Problème : les contraintes temporelles affectant les ministères se font de plus en plus sentir. Elles conduisent aussi le gouvernement à recourir de plus en plus fréquemment à la procédure de saisine exceptionnelle. En 2022, celle-ci a été activée pour près de 25% des projets de textes qui ont été soumis au CNEN. Conséquence : le délai d’examen a été réduit à deux semaines dans le cas des saisines en "urgence" et même à 72 heures, lorsque "l'extrême urgence" a été décrétée. La procédure habituelle prévoit, elle, un délai de six semaines pour l'examen des projets de textes. Mais, si l'utilisation de la procédure exceptionnelle a parfois été justifiée - notamment du fait de la crise sanitaire et des échéances électorales - elle aurait, à d'autres occasions, été excessive, puisque s'étendant "largement au-delà des réelles situations d'urgence". Pour le CNEN, cela a été particulièrement manifeste, lorsque la publication des textes est intervenue "plusieurs mois" après la saisine en extrême urgence.

Un nombre croissant d'avis défavorables

Les présidents des trois associations constituant Territoires unis (Association des maires de France, Départements de France et Régions de France) s'inquiétaient récemment, dans un courrier à la Première ministre, de ce "dysfonctionnement des saisines" du CNEN. Ils lui demandaient de ce fait "très solennellement" "d’encadrer et de limiter" le recours aux procédures d'urgence.

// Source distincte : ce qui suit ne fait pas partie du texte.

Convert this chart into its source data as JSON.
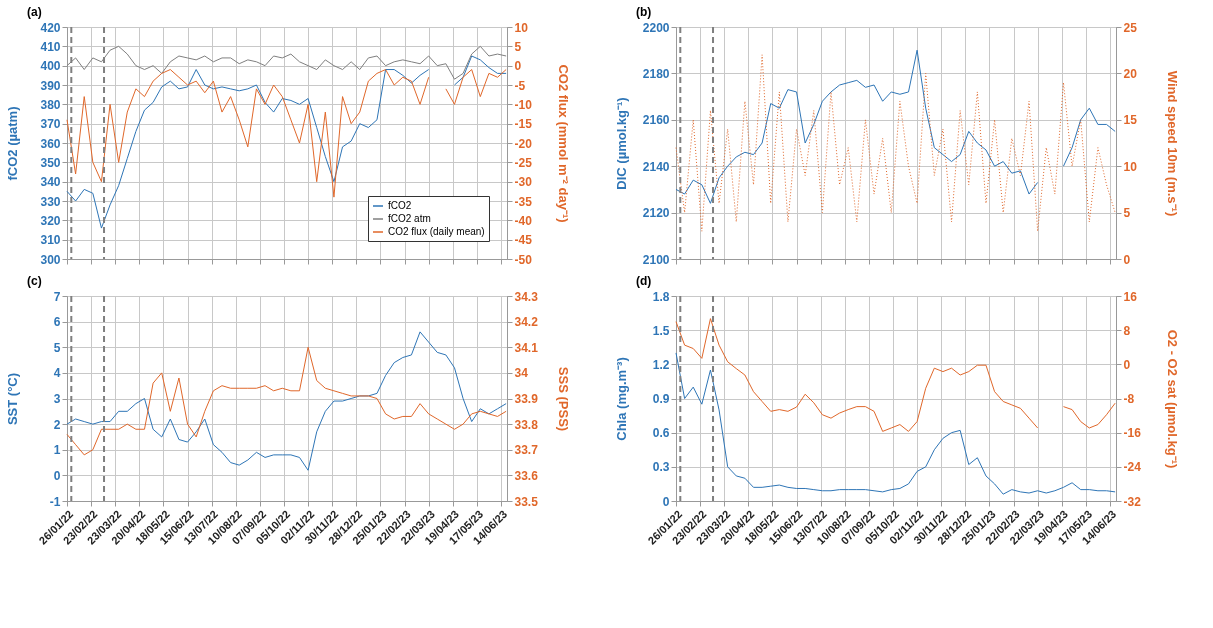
{
  "chart_data": [
    {
      "type": "line",
      "title": "(a)",
      "ylabel": "fCO2 (µatm)",
      "y2label": "CO2 flux (mmol m⁻² day⁻¹)",
      "x": [
        "2022-01-26",
        "2022-02-05",
        "2022-02-15",
        "2022-02-25",
        "2022-03-07",
        "2022-03-17",
        "2022-03-27",
        "2022-04-06",
        "2022-04-16",
        "2022-04-26",
        "2022-05-06",
        "2022-05-16",
        "2022-05-26",
        "2022-06-05",
        "2022-06-15",
        "2022-06-25",
        "2022-07-05",
        "2022-07-15",
        "2022-07-25",
        "2022-08-04",
        "2022-08-14",
        "2022-08-24",
        "2022-09-03",
        "2022-09-13",
        "2022-09-23",
        "2022-10-03",
        "2022-10-13",
        "2022-10-23",
        "2022-11-02",
        "2022-11-12",
        "2022-11-22",
        "2022-12-02",
        "2022-12-12",
        "2022-12-22",
        "2023-01-01",
        "2023-01-11",
        "2023-01-21",
        "2023-01-31",
        "2023-02-10",
        "2023-02-20",
        "2023-03-02",
        "2023-03-12",
        "2023-03-22",
        "2023-04-01",
        "2023-04-11",
        "2023-04-21",
        "2023-05-01",
        "2023-05-11",
        "2023-05-21",
        "2023-05-31",
        "2023-06-10",
        "2023-06-20"
      ],
      "xlim": [
        "2022-01-26",
        "2023-06-21"
      ],
      "xticks": [
        {
          "value": "2022-01-26",
          "label": null
        },
        {
          "value": "2022-02-23",
          "label": null
        },
        {
          "value": "2022-03-23",
          "label": null
        },
        {
          "value": "2022-04-20",
          "label": null
        },
        {
          "value": "2022-05-18",
          "label": null
        },
        {
          "value": "2022-06-15",
          "label": null
        },
        {
          "value": "2022-07-13",
          "label": null
        },
        {
          "value": "2022-08-10",
          "label": null
        },
        {
          "value": "2022-09-07",
          "label": null
        },
        {
          "value": "2022-10-05",
          "label": null
        },
        {
          "value": "2022-11-02",
          "label": null
        },
        {
          "value": "2022-11-30",
          "label": null
        },
        {
          "value": "2022-12-28",
          "label": null
        },
        {
          "value": "2023-01-25",
          "label": null
        },
        {
          "value": "2023-02-22",
          "label": null
        },
        {
          "value": "2023-03-22",
          "label": null
        },
        {
          "value": "2023-04-19",
          "label": null
        },
        {
          "value": "2023-05-17",
          "label": null
        },
        {
          "value": "2023-06-14",
          "label": null
        }
      ],
      "ylim": [
        300,
        420
      ],
      "yticks": [
        300,
        310,
        320,
        330,
        340,
        350,
        360,
        370,
        380,
        390,
        400,
        410,
        420
      ],
      "y2lim": [
        -50,
        10
      ],
      "y2ticks": [
        -50,
        -45,
        -40,
        -35,
        -30,
        -25,
        -20,
        -15,
        -10,
        -5,
        0,
        5,
        10
      ],
      "series": [
        {
          "name": "fCO2",
          "color": "#2e75b6",
          "values": [
            335,
            330,
            336,
            334,
            316,
            328,
            338,
            352,
            366,
            377,
            381,
            389,
            392,
            388,
            389,
            398,
            390,
            388,
            389,
            388,
            387,
            388,
            390,
            381,
            376,
            383,
            382,
            380,
            383,
            368,
            353,
            340,
            358,
            361,
            370,
            368,
            372,
            398,
            398,
            395,
            391,
            395,
            398,
            null,
            null,
            390,
            394,
            405,
            403,
            399,
            396,
            396
          ]
        },
        {
          "name": "fCO2 atm",
          "color": "#7f7f7f",
          "values": [
            400,
            404,
            398,
            404,
            402,
            408,
            410,
            406,
            400,
            398,
            400,
            396,
            402,
            405,
            404,
            403,
            405,
            402,
            404,
            404,
            401,
            403,
            402,
            400,
            405,
            404,
            406,
            402,
            400,
            398,
            403,
            400,
            398,
            402,
            398,
            404,
            405,
            400,
            402,
            403,
            402,
            401,
            405,
            400,
            401,
            393,
            396,
            406,
            410,
            405,
            406,
            405
          ]
        },
        {
          "name": "CO2 flux (daily mean)",
          "color": "#e0672a",
          "axis": "y2",
          "values": [
            -14,
            -28,
            -8,
            -25,
            -30,
            -10,
            -25,
            -12,
            -6,
            -8,
            -4,
            -2,
            -1,
            -3,
            -5,
            -4,
            -7,
            -4,
            -12,
            -8,
            -14,
            -21,
            -6,
            -10,
            -5,
            -8,
            -14,
            -20,
            -10,
            -30,
            -12,
            -34,
            -8,
            -15,
            -12,
            -4,
            -2,
            -1,
            -5,
            -3,
            -4,
            -10,
            -3,
            null,
            -6,
            -10,
            -3,
            -1,
            -8,
            -2,
            -3,
            -1
          ]
        }
      ],
      "ref_lines": [
        {
          "axis": "x",
          "value": "2022-01-31",
          "color": "#7f7f7f",
          "line_style": "dashed"
        },
        {
          "axis": "x",
          "value": "2022-03-10",
          "color": "#7f7f7f",
          "line_style": "dashed"
        }
      ],
      "grid": true,
      "legend": "bottom right",
      "tick_labels": "y"
    },
    {
      "type": "line",
      "title": "(b)",
      "ylabel": "DIC (µmol.kg⁻¹)",
      "y2label": "Wind speed 10m (m.s⁻¹)",
      "x": [
        "2022-01-26",
        "2022-02-05",
        "2022-02-15",
        "2022-02-25",
        "2022-03-07",
        "2022-03-17",
        "2022-03-27",
        "2022-04-06",
        "2022-04-16",
        "2022-04-26",
        "2022-05-06",
        "2022-05-16",
        "2022-05-26",
        "2022-06-05",
        "2022-06-15",
        "2022-06-25",
        "2022-07-05",
        "2022-07-15",
        "2022-07-25",
        "2022-08-04",
        "2022-08-14",
        "2022-08-24",
        "2022-09-03",
        "2022-09-13",
        "2022-09-23",
        "2022-10-03",
        "2022-10-13",
        "2022-10-23",
        "2022-11-02",
        "2022-11-12",
        "2022-11-22",
        "2022-12-02",
        "2022-12-12",
        "2022-12-22",
        "2023-01-01",
        "2023-01-11",
        "2023-01-21",
        "2023-01-31",
        "2023-02-10",
        "2023-02-20",
        "2023-03-02",
        "2023-03-12",
        "2023-03-22",
        "2023-04-01",
        "2023-04-11",
        "2023-04-21",
        "2023-05-01",
        "2023-05-11",
        "2023-05-21",
        "2023-05-31",
        "2023-06-10",
        "2023-06-20"
      ],
      "xlim": [
        "2022-01-26",
        "2023-06-21"
      ],
      "xticks": [
        {
          "value": "2022-01-26",
          "label": null
        },
        {
          "value": "2022-02-23",
          "label": null
        },
        {
          "value": "2022-03-23",
          "label": null
        },
        {
          "value": "2022-04-20",
          "label": null
        },
        {
          "value": "2022-05-18",
          "label": null
        },
        {
          "value": "2022-06-15",
          "label": null
        },
        {
          "value": "2022-07-13",
          "label": null
        },
        {
          "value": "2022-08-10",
          "label": null
        },
        {
          "value": "2022-09-07",
          "label": null
        },
        {
          "value": "2022-10-05",
          "label": null
        },
        {
          "value": "2022-11-02",
          "label": null
        },
        {
          "value": "2022-11-30",
          "label": null
        },
        {
          "value": "2022-12-28",
          "label": null
        },
        {
          "value": "2023-01-25",
          "label": null
        },
        {
          "value": "2023-02-22",
          "label": null
        },
        {
          "value": "2023-03-22",
          "label": null
        },
        {
          "value": "2023-04-19",
          "label": null
        },
        {
          "value": "2023-05-17",
          "label": null
        },
        {
          "value": "2023-06-14",
          "label": null
        }
      ],
      "ylim": [
        2100,
        2200
      ],
      "yticks": [
        2100,
        2120,
        2140,
        2160,
        2180,
        2200
      ],
      "y2lim": [
        0,
        25
      ],
      "y2ticks": [
        0,
        5,
        10,
        15,
        20,
        25
      ],
      "series": [
        {
          "color": "#2e75b6",
          "values": [
            2130,
            2128,
            2134,
            2132,
            2124,
            2135,
            2140,
            2144,
            2146,
            2145,
            2150,
            2167,
            2165,
            2173,
            2172,
            2150,
            2158,
            2168,
            2172,
            2175,
            2176,
            2177,
            2174,
            2175,
            2168,
            2172,
            2171,
            2172,
            2190,
            2165,
            2148,
            2145,
            2142,
            2145,
            2155,
            2150,
            2147,
            2140,
            2142,
            2137,
            2138,
            2128,
            2133,
            null,
            null,
            2140,
            2148,
            2160,
            2165,
            2158,
            2158,
            2155
          ]
        },
        {
          "color": "#e0672a",
          "axis": "y2",
          "line_style": "dotted",
          "values": [
            12,
            5,
            15,
            3,
            16,
            6,
            14,
            4,
            17,
            8,
            22,
            6,
            18,
            4,
            14,
            9,
            16,
            5,
            18,
            8,
            12,
            4,
            15,
            7,
            13,
            5,
            17,
            10,
            6,
            20,
            9,
            14,
            4,
            16,
            8,
            18,
            6,
            15,
            5,
            13,
            9,
            17,
            3,
            12,
            7,
            19,
            10,
            15,
            4,
            12,
            8,
            5
          ]
        }
      ],
      "ref_lines": [
        {
          "axis": "x",
          "value": "2022-01-31",
          "color": "#7f7f7f",
          "line_style": "dashed"
        },
        {
          "axis": "x",
          "value": "2022-03-10",
          "color": "#7f7f7f",
          "line_style": "dashed"
        }
      ],
      "grid": true,
      "tick_labels": "y"
    },
    {
      "type": "line",
      "title": "(c)",
      "ylabel": "SST (°C)",
      "y2label": "SSS (PSS)",
      "x": [
        "2022-01-26",
        "2022-02-05",
        "2022-02-15",
        "2022-02-25",
        "2022-03-07",
        "2022-03-17",
        "2022-03-27",
        "2022-04-06",
        "2022-04-16",
        "2022-04-26",
        "2022-05-06",
        "2022-05-16",
        "2022-05-26",
        "2022-06-05",
        "2022-06-15",
        "2022-06-25",
        "2022-07-05",
        "2022-07-15",
        "2022-07-25",
        "2022-08-04",
        "2022-08-14",
        "2022-08-24",
        "2022-09-03",
        "2022-09-13",
        "2022-09-23",
        "2022-10-03",
        "2022-10-13",
        "2022-10-23",
        "2022-11-02",
        "2022-11-12",
        "2022-11-22",
        "2022-12-02",
        "2022-12-12",
        "2022-12-22",
        "2023-01-01",
        "2023-01-11",
        "2023-01-21",
        "2023-01-31",
        "2023-02-10",
        "2023-02-20",
        "2023-03-02",
        "2023-03-12",
        "2023-03-22",
        "2023-04-01",
        "2023-04-11",
        "2023-04-21",
        "2023-05-01",
        "2023-05-11",
        "2023-05-21",
        "2023-05-31",
        "2023-06-10",
        "2023-06-20"
      ],
      "xlim": [
        "2022-01-26",
        "2023-06-21"
      ],
      "xticks": [
        {
          "value": "2022-01-26",
          "label": "26/01/22"
        },
        {
          "value": "2022-02-23",
          "label": "23/02/22"
        },
        {
          "value": "2022-03-23",
          "label": "23/03/22"
        },
        {
          "value": "2022-04-20",
          "label": "20/04/22"
        },
        {
          "value": "2022-05-18",
          "label": "18/05/22"
        },
        {
          "value": "2022-06-15",
          "label": "15/06/22"
        },
        {
          "value": "2022-07-13",
          "label": "13/07/22"
        },
        {
          "value": "2022-08-10",
          "label": "10/08/22"
        },
        {
          "value": "2022-09-07",
          "label": "07/09/22"
        },
        {
          "value": "2022-10-05",
          "label": "05/10/22"
        },
        {
          "value": "2022-11-02",
          "label": "02/11/22"
        },
        {
          "value": "2022-11-30",
          "label": "30/11/22"
        },
        {
          "value": "2022-12-28",
          "label": "28/12/22"
        },
        {
          "value": "2023-01-25",
          "label": "25/01/23"
        },
        {
          "value": "2023-02-22",
          "label": "22/02/23"
        },
        {
          "value": "2023-03-22",
          "label": "22/03/23"
        },
        {
          "value": "2023-04-19",
          "label": "19/04/23"
        },
        {
          "value": "2023-05-17",
          "label": "17/05/23"
        },
        {
          "value": "2023-06-14",
          "label": "14/06/23"
        }
      ],
      "ylim": [
        -1,
        7
      ],
      "yticks": [
        -1,
        0,
        1,
        2,
        3,
        4,
        5,
        6,
        7
      ],
      "y2lim": [
        33.5,
        34.3
      ],
      "y2ticks": [
        33.5,
        33.6,
        33.7,
        33.8,
        33.9,
        34,
        34.1,
        34.2,
        34.3
      ],
      "series": [
        {
          "color": "#2e75b6",
          "values": [
            2.0,
            2.2,
            2.1,
            2.0,
            2.1,
            2.1,
            2.5,
            2.5,
            2.8,
            3.0,
            1.8,
            1.5,
            2.2,
            1.4,
            1.3,
            1.7,
            2.2,
            1.2,
            0.9,
            0.5,
            0.4,
            0.6,
            0.9,
            0.7,
            0.8,
            0.8,
            0.8,
            0.7,
            0.2,
            1.7,
            2.5,
            2.9,
            2.9,
            3.0,
            3.1,
            3.1,
            3.2,
            3.9,
            4.4,
            4.6,
            4.7,
            5.6,
            5.2,
            4.8,
            4.7,
            4.2,
            3.0,
            2.1,
            2.6,
            2.4,
            2.6,
            2.8
          ]
        },
        {
          "color": "#e0672a",
          "axis": "y2",
          "values": [
            33.76,
            33.72,
            33.68,
            33.7,
            33.78,
            33.78,
            33.78,
            33.8,
            33.78,
            33.78,
            33.96,
            34.0,
            33.85,
            33.98,
            33.8,
            33.75,
            33.85,
            33.93,
            33.95,
            33.94,
            33.94,
            33.94,
            33.94,
            33.95,
            33.93,
            33.94,
            33.93,
            33.93,
            34.1,
            33.97,
            33.94,
            33.93,
            33.92,
            33.91,
            33.91,
            33.91,
            33.9,
            33.84,
            33.82,
            33.83,
            33.83,
            33.88,
            33.84,
            33.82,
            33.8,
            33.78,
            33.8,
            33.84,
            33.85,
            33.84,
            33.83,
            33.85
          ]
        }
      ],
      "ref_lines": [
        {
          "axis": "x",
          "value": "2022-01-31",
          "color": "#7f7f7f",
          "line_style": "dashed"
        },
        {
          "axis": "x",
          "value": "2022-03-10",
          "color": "#7f7f7f",
          "line_style": "dashed"
        }
      ],
      "grid": true
    },
    {
      "type": "line",
      "title": "(d)",
      "ylabel": "Chla (mg.m⁻³)",
      "y2label": "O2 - O2 sat (µmol.kg⁻¹)",
      "x": [
        "2022-01-26",
        "2022-02-05",
        "2022-02-15",
        "2022-02-25",
        "2022-03-07",
        "2022-03-17",
        "2022-03-27",
        "2022-04-06",
        "2022-04-16",
        "2022-04-26",
        "2022-05-06",
        "2022-05-16",
        "2022-05-26",
        "2022-06-05",
        "2022-06-15",
        "2022-06-25",
        "2022-07-05",
        "2022-07-15",
        "2022-07-25",
        "2022-08-04",
        "2022-08-14",
        "2022-08-24",
        "2022-09-03",
        "2022-09-13",
        "2022-09-23",
        "2022-10-03",
        "2022-10-13",
        "2022-10-23",
        "2022-11-02",
        "2022-11-12",
        "2022-11-22",
        "2022-12-02",
        "2022-12-12",
        "2022-12-22",
        "2023-01-01",
        "2023-01-11",
        "2023-01-21",
        "2023-01-31",
        "2023-02-10",
        "2023-02-20",
        "2023-03-02",
        "2023-03-12",
        "2023-03-22",
        "2023-04-01",
        "2023-04-11",
        "2023-04-21",
        "2023-05-01",
        "2023-05-11",
        "2023-05-21",
        "2023-05-31",
        "2023-06-10",
        "2023-06-20"
      ],
      "xlim": [
        "2022-01-26",
        "2023-06-21"
      ],
      "xticks": [
        {
          "value": "2022-01-26",
          "label": "26/01/22"
        },
        {
          "value": "2022-02-23",
          "label": "23/02/22"
        },
        {
          "value": "2022-03-23",
          "label": "23/03/22"
        },
        {
          "value": "2022-04-20",
          "label": "20/04/22"
        },
        {
          "value": "2022-05-18",
          "label": "18/05/22"
        },
        {
          "value": "2022-06-15",
          "label": "15/06/22"
        },
        {
          "value": "2022-07-13",
          "label": "13/07/22"
        },
        {
          "value": "2022-08-10",
          "label": "10/08/22"
        },
        {
          "value": "2022-09-07",
          "label": "07/09/22"
        },
        {
          "value": "2022-10-05",
          "label": "05/10/22"
        },
        {
          "value": "2022-11-02",
          "label": "02/11/22"
        },
        {
          "value": "2022-11-30",
          "label": "30/11/22"
        },
        {
          "value": "2022-12-28",
          "label": "28/12/22"
        },
        {
          "value": "2023-01-25",
          "label": "25/01/23"
        },
        {
          "value": "2023-02-22",
          "label": "22/02/23"
        },
        {
          "value": "2023-03-22",
          "label": "22/03/23"
        },
        {
          "value": "2023-04-19",
          "label": "19/04/23"
        },
        {
          "value": "2023-05-17",
          "label": "17/05/23"
        },
        {
          "value": "2023-06-14",
          "label": "14/06/23"
        }
      ],
      "ylim": [
        0,
        1.8
      ],
      "yticks": [
        0,
        0.3,
        0.6,
        0.9,
        1.2,
        1.5,
        1.8
      ],
      "y2lim": [
        -32,
        16
      ],
      "y2ticks": [
        -32,
        -24,
        -16,
        -8,
        0,
        8,
        16
      ],
      "series": [
        {
          "color": "#2e75b6",
          "values": [
            1.3,
            0.9,
            1.0,
            0.85,
            1.15,
            0.8,
            0.3,
            0.22,
            0.2,
            0.12,
            0.12,
            0.13,
            0.14,
            0.12,
            0.11,
            0.11,
            0.1,
            0.09,
            0.09,
            0.1,
            0.1,
            0.1,
            0.1,
            0.09,
            0.08,
            0.1,
            0.11,
            0.15,
            0.26,
            0.3,
            0.45,
            0.55,
            0.6,
            0.62,
            0.32,
            0.38,
            0.22,
            0.15,
            0.06,
            0.1,
            0.08,
            0.07,
            0.09,
            0.07,
            0.09,
            0.12,
            0.16,
            0.1,
            0.1,
            0.09,
            0.09,
            0.08
          ]
        },
        {
          "color": "#e0672a",
          "axis": "y2",
          "values": [
            10,
            4.5,
            3.7,
            1.4,
            10.7,
            4.5,
            0.6,
            -1,
            -2.5,
            -6.4,
            -8.7,
            -11,
            -10.6,
            -11,
            -10,
            -7,
            -9,
            -11.8,
            -12.6,
            -11.4,
            -10.6,
            -9.9,
            -9.9,
            -11,
            -15.7,
            -14.9,
            -14.1,
            -15.7,
            -13.4,
            -5.6,
            -0.9,
            -1.7,
            -0.9,
            -2.5,
            -1.7,
            -0.2,
            -0.2,
            -6.4,
            -8.7,
            -9.5,
            -10.3,
            -12.6,
            -14.9,
            null,
            null,
            -9.9,
            -10.6,
            -13.4,
            -14.9,
            -14.1,
            -11.8,
            -9.1
          ]
        }
      ],
      "ref_lines": [
        {
          "axis": "x",
          "value": "2022-01-31",
          "color": "#7f7f7f",
          "line_style": "dashed"
        },
        {
          "axis": "x",
          "value": "2022-03-10",
          "color": "#7f7f7f",
          "line_style": "dashed"
        }
      ],
      "grid": true
    }
  ]
}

La "dégradation de la concertation" entre les ministères et les élus locaux - selon les termes employés par Alain Lambert - concourt à ce que le CNEN émette de plus en plus d'avis défavorables. Leur proportion est passée de 4% du nombre total des textes examinés en 2019, à 9% en 2022.

"Une nouvelle méthode normative, fondée sur la confiance et la concertation, s’impose d’urgence, afin que notre réglementation soit plus cohérente avec les enjeux territoriaux et mieux acceptée par les élus locaux", conclut le président du CNEN. Alain Lambert précisera sans doute le diagnostic et ses propositions devant les membres de la mission sénatoriale qui a été récemment créée pour évaluer "l'impact des décisions réglementaires et budgétaires de l'État sur l'équilibre financier des collectivités locales" : la mission procède, ce 7 mars, à l'audition du président du CNEN.